Rien ne s'oppose à la désignation d'un expert, sur cette demande, et le jugement est confirmé sur ce point.
L'appel incident de la Commune de ROUSSON est rejeté puisqu'elle ne rapporte pas la preuve du défaut d'entretien de la clôture, alors qu'il résulte des constats d'huissiers que les réparations sont faites, ce que confirme l'attestation de l'ouvrier agricole Stève F..., chargé de les effectuer.
Les dépens du présent arrêt sont réservés pour être liquidés comme les dépens du jugement qui statuera au vu du nouveau rapport d'expertise.

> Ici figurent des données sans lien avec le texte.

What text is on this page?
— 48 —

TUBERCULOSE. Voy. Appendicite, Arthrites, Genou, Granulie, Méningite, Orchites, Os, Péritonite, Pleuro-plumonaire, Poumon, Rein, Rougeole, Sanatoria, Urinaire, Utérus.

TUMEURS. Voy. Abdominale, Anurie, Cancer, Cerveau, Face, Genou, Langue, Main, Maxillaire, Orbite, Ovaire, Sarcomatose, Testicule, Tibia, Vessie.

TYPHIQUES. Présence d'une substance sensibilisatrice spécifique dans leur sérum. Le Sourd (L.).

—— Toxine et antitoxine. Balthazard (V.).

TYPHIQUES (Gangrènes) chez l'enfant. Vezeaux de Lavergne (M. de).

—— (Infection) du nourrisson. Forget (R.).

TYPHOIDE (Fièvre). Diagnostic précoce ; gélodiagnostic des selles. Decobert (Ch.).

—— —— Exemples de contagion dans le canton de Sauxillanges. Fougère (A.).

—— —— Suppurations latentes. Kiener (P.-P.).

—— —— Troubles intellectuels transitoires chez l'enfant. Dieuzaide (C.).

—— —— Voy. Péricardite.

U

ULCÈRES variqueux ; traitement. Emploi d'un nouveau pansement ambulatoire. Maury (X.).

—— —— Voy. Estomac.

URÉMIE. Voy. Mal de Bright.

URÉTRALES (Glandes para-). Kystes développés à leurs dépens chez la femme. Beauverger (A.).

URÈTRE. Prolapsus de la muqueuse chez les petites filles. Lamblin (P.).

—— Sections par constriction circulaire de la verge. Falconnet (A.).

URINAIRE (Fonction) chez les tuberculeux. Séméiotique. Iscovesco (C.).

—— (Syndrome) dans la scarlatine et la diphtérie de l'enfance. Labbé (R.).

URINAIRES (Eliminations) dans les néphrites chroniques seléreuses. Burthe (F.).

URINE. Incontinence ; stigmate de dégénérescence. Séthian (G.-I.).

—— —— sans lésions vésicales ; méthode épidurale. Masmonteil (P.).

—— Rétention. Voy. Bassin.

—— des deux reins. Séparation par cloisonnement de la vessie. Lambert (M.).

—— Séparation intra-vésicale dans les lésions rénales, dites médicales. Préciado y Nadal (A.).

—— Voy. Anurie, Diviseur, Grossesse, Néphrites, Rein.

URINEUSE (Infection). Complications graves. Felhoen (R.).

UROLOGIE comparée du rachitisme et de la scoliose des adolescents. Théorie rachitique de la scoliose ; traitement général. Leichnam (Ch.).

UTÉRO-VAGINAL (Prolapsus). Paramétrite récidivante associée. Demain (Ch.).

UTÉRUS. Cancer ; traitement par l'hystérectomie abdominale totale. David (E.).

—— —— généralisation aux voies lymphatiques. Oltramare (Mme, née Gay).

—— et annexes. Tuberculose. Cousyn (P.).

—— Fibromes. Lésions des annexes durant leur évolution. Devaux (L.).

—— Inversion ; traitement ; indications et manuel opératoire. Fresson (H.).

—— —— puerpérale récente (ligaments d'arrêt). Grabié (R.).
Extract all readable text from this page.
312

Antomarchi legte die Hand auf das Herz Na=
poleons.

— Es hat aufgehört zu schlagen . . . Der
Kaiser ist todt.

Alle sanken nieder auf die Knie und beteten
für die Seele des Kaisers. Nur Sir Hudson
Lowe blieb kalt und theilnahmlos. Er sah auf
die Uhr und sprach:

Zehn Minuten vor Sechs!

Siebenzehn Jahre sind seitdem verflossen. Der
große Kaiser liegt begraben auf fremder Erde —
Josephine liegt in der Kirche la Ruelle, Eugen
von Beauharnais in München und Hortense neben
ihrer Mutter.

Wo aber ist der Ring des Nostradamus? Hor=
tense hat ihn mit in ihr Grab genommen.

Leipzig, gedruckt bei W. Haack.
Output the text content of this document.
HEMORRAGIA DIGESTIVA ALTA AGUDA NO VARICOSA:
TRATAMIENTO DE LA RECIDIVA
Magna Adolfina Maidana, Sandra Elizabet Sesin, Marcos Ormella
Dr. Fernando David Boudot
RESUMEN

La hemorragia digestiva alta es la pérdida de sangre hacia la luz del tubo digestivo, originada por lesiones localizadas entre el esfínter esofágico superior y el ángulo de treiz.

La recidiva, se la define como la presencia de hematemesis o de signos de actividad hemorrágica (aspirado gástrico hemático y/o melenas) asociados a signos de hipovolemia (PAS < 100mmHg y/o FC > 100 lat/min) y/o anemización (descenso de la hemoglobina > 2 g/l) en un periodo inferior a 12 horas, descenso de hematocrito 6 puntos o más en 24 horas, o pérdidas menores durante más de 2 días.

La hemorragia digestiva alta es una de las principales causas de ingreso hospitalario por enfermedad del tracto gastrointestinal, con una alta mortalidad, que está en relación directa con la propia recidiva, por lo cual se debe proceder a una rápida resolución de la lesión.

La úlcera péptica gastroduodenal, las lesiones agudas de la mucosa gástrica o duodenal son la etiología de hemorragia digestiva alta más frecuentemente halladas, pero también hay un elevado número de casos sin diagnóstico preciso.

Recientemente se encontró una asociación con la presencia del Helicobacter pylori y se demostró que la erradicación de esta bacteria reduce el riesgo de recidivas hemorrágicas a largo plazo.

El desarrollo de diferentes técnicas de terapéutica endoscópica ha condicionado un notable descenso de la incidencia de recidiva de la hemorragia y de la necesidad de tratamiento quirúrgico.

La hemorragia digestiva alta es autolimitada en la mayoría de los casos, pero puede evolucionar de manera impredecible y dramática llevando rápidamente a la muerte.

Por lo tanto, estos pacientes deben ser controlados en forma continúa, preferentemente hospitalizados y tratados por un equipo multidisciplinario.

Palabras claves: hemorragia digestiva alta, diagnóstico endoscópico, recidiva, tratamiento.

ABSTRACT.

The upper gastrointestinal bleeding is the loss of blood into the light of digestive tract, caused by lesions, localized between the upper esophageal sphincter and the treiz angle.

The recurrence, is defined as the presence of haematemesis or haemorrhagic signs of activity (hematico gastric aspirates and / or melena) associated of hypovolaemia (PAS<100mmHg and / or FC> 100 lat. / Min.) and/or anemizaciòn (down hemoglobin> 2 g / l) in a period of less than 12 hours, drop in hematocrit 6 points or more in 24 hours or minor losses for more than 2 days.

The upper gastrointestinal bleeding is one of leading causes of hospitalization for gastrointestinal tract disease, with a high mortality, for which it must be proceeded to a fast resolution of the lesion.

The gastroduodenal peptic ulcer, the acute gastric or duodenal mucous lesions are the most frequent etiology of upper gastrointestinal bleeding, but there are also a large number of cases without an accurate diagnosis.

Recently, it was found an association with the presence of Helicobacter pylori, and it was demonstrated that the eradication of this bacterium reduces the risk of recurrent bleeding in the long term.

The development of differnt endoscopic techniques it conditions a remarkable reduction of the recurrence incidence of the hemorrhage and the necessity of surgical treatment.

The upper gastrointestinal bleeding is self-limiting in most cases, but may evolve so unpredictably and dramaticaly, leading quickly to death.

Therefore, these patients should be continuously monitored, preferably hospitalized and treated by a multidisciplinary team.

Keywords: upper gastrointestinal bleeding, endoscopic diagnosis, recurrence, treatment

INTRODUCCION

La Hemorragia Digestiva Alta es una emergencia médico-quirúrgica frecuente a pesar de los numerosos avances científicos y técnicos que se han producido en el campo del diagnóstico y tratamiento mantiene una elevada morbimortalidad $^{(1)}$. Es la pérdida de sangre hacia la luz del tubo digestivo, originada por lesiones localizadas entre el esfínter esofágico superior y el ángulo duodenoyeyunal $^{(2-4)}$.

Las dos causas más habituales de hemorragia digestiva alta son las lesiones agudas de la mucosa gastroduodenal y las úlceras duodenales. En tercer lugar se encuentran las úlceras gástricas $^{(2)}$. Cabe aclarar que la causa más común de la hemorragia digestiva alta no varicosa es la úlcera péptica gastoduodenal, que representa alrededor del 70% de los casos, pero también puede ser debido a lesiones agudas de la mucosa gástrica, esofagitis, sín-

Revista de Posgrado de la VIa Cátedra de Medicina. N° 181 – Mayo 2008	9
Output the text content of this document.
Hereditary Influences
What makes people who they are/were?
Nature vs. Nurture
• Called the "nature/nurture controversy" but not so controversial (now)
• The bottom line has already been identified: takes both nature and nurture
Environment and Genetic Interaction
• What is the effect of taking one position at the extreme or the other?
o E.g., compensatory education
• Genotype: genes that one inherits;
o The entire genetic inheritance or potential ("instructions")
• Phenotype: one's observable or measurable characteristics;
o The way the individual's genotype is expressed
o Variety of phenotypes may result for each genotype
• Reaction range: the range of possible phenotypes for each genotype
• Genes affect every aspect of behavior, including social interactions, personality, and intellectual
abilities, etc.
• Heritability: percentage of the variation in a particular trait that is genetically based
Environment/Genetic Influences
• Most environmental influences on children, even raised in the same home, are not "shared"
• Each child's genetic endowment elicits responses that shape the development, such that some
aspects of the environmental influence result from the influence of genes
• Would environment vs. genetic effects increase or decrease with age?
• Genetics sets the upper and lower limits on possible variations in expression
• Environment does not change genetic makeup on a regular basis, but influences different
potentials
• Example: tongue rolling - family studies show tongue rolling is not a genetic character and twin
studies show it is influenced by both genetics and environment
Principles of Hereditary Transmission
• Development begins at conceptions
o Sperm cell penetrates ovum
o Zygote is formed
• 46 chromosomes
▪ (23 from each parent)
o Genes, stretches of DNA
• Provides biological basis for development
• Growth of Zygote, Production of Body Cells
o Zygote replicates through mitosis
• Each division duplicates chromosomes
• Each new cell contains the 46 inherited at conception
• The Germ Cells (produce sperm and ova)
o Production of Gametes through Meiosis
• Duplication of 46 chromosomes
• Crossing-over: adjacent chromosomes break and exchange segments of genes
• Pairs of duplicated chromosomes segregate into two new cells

Il n'y a pas lieu à application de l'article 700 du Nouveau Code de Procédure Civile.
PAR CES MOTIFS,
LA COUR, après en avoir délibéré conformément à la loi,
Statuant publiquement, contradictoirement, en matière civile et en dernier ressort,
Infirme le jugement déféré sur les dégâts 2002-2003.
Statuant à nouveau,
Condamne la Commune de ROUSSON et l'Association de Chasse La Garenne Roussonnaise au paiement de 23. 319 euros à titre de réparation des dégâts aux cultures et récoltes à Bernard X....
Confirme le jugement pour le surplus, sauf à préciser que la mission de l'expert concerne les dégâts subis depuis le 13 avril 2005.
Y ajoutant,
Déboute les parties de leurs autres demandes.
Réserve les dépens du présent arrêt qui seront liquidés comme ceux du jugement à intervenir après dépôt du nouveau rapport d'expertise.
Arrêt signé par Monsieur OTTAVY, Président et par Madame DERNAT, Premier Greffier.